When you have a whale carcass and some big fish hanging around there, I don't think you should be able to fish for them.
— Anthony Wise, Albany recreational fisher
These are apex predators. They are not very abundant and are very important in the ecosystem, and you can't eat the damn things.
— Mark Meekan, UWA researcher
The Hearth Conversation Another angle on the story
Inventor

Why does it matter that this shark was four metres long specifically?

Model

Because the largest sharks are the breeding stock. Kill the big ones and you're cutting into the population's ability to replace itself. That's the whole point Meekan was making.

Inventor

But the fishermen didn't break any laws. Doesn't that mean the system worked as intended?

Model

It means the system has a blind spot.

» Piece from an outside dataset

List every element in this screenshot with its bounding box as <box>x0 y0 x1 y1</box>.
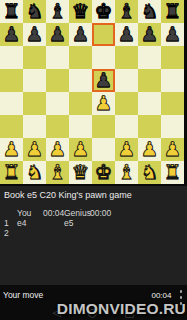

The law allowed something that probably shouldn't be allowed. That's what happens when a species gets overlooked in the rulebook.

Inventor

What's the connection between tiger sharks and seagrass?

Model

Tiger sharks keep herbivores nervous. Nervous herbivores don't graze as heavily. Ungrazed seagrass grows. Growing seagrass pulls carbon out of the water. Lose the sharks, lose that whole mechanism.

Inventor

So this is really about carbon sequestration?

Model

It's about carbon, but also about the fact that ecosystems are webs. You can't just remove one thread and expect everything else to hold.

Inventor

Why did the whale carcass matter to this story?

Model

It drew the sharks in. It made them visible, made them vulnerable, made them targets. It turned a normal ecological event into a moment where humans could intervene.

Inventor

What happens next?

Model

That depends on whether the state decides to add tiger sharks to the species with size limits. Right now, there's pressure to do it. But pressure and policy are two different things.